The L5–S1 level is different from the upper lumbar levels because of the presence of iliolumbar and lumbosacral ligaments, coronally oriented facets and laminae, wedge-shaped disc and its junctional location, and therefore necessitates separate attention. The iliolumbar ligament (ILL) is a strong ligament, which attaches the transverse processes of the L5 vertebra to the iliac crest. The anterior band of the ligament is in coronal plane and blends with the periosteum of anterior margin of the iliac crest, while posterior band runs obliquely and posteriorly to attach to the posterior margin of the crest. Luk et al. noted that the ILL is not present at birth and develops from metaplasia of muscle fibres of quadratus lumborum muscle into collagen fibres in the first two decades of life [28]. Leong et al. hypothesised that the ILL fibres act as slings of hammock, which suspend the L5 vertebra from the iliac crest and prevent the collapse of the L5–S1 segment with disc degeneration [29]. The results from the present study provide evidence in support of Leong et al. hypothesis, and the restabilisation of the L5–S1 segment in severely degenerated discs could partly be attributed to the sling effect of the ILL fibres [29]. No such restabilisation effect was observed at the L4–L5 level which became biomechanically unstable with progressive disc degeneration.
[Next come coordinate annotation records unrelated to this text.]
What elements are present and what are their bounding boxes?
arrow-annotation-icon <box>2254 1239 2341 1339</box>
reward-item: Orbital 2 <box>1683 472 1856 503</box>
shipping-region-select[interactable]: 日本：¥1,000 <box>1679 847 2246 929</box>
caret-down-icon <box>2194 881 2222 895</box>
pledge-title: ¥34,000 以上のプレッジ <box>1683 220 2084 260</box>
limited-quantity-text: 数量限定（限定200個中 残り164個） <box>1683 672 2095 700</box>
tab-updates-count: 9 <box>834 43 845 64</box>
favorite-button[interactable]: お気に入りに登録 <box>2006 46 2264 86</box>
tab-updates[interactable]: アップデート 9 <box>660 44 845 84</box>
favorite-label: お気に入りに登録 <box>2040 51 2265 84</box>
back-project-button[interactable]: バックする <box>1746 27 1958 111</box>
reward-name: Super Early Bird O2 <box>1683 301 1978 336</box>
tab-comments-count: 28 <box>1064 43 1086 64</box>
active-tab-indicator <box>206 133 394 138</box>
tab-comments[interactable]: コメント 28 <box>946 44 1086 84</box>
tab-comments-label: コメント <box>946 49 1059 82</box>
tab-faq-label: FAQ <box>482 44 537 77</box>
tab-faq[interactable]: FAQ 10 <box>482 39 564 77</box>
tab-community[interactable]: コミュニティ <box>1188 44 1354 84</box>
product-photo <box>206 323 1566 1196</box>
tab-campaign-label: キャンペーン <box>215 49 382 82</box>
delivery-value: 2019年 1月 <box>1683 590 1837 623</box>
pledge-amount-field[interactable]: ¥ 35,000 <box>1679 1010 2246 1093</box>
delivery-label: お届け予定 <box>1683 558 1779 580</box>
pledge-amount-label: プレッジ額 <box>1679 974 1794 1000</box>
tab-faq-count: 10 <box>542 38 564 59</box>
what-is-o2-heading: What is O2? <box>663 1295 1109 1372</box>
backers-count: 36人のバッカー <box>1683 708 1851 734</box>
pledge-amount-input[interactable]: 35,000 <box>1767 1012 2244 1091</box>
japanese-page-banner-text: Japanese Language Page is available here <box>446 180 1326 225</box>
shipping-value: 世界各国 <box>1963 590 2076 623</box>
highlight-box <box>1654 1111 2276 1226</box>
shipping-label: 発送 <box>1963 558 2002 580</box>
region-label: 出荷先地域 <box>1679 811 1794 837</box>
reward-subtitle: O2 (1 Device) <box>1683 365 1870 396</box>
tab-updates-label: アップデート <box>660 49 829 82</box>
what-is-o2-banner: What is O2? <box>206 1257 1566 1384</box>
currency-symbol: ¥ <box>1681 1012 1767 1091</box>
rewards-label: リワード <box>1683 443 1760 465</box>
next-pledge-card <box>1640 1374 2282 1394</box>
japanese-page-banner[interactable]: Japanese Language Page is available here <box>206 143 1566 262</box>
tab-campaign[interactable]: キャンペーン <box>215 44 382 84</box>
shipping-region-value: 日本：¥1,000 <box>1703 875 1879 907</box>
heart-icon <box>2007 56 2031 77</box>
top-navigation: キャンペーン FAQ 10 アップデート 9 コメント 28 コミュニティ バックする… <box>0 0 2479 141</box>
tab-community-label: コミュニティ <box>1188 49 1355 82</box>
The present study has certain limitations. This is a retrospective study of 72 consecutive CLBP patients with average symptom duration of approximately three years. The kinematics data were not compared with data from a case–control cohort of asymptomatic individuals without any disc degeneration and facet joint osteoarthritis. At the L1–L2 and L2–L3 levels, statistical tests could not be conducted to examine the association between disc degeneration and facet joint osteoarthritis due to inadequate sample size (less than 10 patients). Digital formatting and cursor-controlled measurement of the angles on screen might potentially introduce measurement errors. Routine MR scanning cannot detect early signs of facet joint osteoarthritis, such as minor chondral changes and synovial inflammation.

In CLBP patients, a significant decrease in segmental motion in the lumbar spine with age regardless of the diagnosis has been previously reported [7]. How much of this decrease is attributable to the degenerative changes in the passive elements and/or decrease in neuromuscular coordination with age remains to be explored. Nonetheless, the present study highlighted some unique degenerative and kinematic characteristics of the L5–S1 segment compared with the upper lumbar segments.

Conclusions

In chronic low back pain patients, no association was found between the occurrence of disc degeneration and facet joint osteoarthritis at the L5–S1 level, whereas a strong association was found between the two at the L3–L4 and L4–L5 levels. Compared with the upper lumbar levels, the L5–S1 level exhibited unique motion characteristics in the intact and degenerate states, with restabilisation of the motion segment observed with severe disc degeneration and facet joint osteoarthritis. The unique anatomical features of the L5–S1 level, especially the wedge-shaped disc and the presence of iliolumbar ligament, may have a predominant role to play in restabilising the level with severe degeneration of the disc and facet joints.